具体的には、生後まもなくの時期は皮脂の過剰分泌による脂漏性湿疹が起きやすく、生後3ヶ月以降は皮脂不足による乾燥性の肌荒れが増えてきます。このように月齢によって肌トラブルの原因が変わるため、それぞれの時期に合ったケアが重要です。

汗腺の密度が高い

赤ちゃんの汗腺の数は大人とほぼ同じ約200〜250万個ですが、体の面積が大人の約6分の1しかないため汗腺の密度が非常に高くなります。そのため大人以上に汗をかきやすく、あせも(汗疹)が発生しやすい状態です。夏場だけでなく、厚着をさせた冬場にもあせもが見られることがあります。
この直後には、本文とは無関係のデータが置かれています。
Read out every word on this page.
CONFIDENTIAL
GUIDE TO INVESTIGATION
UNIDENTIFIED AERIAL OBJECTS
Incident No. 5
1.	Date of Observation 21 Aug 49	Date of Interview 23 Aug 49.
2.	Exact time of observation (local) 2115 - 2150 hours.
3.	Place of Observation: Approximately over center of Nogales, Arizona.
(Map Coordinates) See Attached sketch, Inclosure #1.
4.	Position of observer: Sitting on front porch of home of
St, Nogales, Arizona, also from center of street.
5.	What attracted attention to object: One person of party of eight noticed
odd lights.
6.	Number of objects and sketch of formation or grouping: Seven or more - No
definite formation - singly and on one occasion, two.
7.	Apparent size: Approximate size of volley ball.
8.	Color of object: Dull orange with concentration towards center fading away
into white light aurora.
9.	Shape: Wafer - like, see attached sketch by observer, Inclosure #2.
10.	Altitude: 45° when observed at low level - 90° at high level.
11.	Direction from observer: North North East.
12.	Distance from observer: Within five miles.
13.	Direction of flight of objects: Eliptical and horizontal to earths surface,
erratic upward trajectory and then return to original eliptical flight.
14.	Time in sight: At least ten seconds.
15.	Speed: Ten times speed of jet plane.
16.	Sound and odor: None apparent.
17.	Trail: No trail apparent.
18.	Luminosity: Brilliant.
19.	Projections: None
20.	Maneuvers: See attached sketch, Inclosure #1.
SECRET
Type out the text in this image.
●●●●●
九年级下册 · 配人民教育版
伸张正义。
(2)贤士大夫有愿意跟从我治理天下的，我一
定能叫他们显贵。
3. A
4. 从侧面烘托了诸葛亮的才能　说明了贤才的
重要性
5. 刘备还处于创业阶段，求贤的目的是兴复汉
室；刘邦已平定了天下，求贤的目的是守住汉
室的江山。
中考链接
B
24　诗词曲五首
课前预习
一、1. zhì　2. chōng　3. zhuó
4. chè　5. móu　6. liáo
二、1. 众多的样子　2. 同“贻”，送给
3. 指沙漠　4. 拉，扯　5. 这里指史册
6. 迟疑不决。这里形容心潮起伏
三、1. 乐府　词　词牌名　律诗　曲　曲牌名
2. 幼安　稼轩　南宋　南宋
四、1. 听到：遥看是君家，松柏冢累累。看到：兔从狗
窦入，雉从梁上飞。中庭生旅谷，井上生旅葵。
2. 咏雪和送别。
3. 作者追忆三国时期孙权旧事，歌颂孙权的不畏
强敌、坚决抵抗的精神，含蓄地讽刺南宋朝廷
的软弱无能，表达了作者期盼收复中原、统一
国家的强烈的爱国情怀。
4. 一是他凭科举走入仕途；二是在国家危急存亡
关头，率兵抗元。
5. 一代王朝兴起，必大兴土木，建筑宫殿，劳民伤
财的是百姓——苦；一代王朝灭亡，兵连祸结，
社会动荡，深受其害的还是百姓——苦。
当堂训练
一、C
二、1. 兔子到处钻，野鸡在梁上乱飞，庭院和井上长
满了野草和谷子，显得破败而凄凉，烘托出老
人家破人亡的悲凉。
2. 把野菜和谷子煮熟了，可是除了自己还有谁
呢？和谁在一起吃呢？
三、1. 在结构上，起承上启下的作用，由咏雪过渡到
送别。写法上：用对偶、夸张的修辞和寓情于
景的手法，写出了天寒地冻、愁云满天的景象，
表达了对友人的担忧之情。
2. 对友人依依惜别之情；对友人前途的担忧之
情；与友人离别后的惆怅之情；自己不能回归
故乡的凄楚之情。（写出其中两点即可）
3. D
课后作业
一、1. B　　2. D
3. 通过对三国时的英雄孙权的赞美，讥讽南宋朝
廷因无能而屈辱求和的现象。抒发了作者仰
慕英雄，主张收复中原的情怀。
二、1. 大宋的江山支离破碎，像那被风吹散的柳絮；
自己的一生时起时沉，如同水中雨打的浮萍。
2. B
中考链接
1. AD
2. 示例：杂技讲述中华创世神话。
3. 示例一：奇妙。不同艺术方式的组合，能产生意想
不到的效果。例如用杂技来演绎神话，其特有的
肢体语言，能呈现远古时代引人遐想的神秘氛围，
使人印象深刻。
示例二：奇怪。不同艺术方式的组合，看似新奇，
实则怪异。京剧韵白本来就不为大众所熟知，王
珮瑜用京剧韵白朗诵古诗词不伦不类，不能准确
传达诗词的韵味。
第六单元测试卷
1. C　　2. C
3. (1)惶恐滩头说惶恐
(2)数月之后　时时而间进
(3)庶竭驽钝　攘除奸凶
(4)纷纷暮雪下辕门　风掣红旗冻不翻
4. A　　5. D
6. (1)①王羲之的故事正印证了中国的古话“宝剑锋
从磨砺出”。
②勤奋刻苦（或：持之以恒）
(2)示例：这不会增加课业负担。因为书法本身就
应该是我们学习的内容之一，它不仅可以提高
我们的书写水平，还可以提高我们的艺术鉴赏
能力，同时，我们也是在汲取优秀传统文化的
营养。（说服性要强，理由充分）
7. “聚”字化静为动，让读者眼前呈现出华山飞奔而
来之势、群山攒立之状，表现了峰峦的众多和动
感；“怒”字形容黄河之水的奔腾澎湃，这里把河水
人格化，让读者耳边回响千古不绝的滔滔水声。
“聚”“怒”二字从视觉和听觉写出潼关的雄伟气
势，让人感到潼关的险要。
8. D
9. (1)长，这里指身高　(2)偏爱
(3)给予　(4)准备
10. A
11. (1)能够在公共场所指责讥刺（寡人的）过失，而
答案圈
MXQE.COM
さらに赤ちゃんは体温調節機能も未熟なため、室温や衣類の調整を大人が適切に行ってあげる必要があります。「赤ちゃんは暑がり」という意識を持ち、大人より1枚少なめの服装を基本にしましょう。

症状別|赤ちゃんの肌荒れの種類と見分け方

乳児湿疹(脂漏性湿疹・新生児ニキビ)

乳児湿疹は、生後1年以内に発症する湿疹の総称です。代表的なタイプとそれぞれの特徴を以下にまとめます。

種類発症時期主な症状好発部位
新生児ニキビ(新生児ざ瘡)生後2週間〜赤い小さなブツブツ頬・額
脂漏性湿疹生後1週間〜3ヶ月黄色いかさぶた状のフケ、赤み頭皮・眉・額
乾燥性湿疹生後3ヶ月〜カサカサ・粉吹き・赤み頬・手足・体幹

脂漏性湿疹や新生児ニキビは通常、生後3〜4ヶ月頃に自然に改善します。かゆみや痛みを伴わないケースがほとんどのため、清潔と保湿を心がけていれば過度に心配する必要はありません。頭皮の黄色いかさぶたが気になる場合は、入浴前にベビーオイルでふやかしてからやさしく洗い流すと効果的です。

あせも・おむつかぶれ・よだれかぶれ

これらは外部刺激による接触性の肌荒れです。それぞれ原因と対処法が異なるため、正しく見分けることが大切です。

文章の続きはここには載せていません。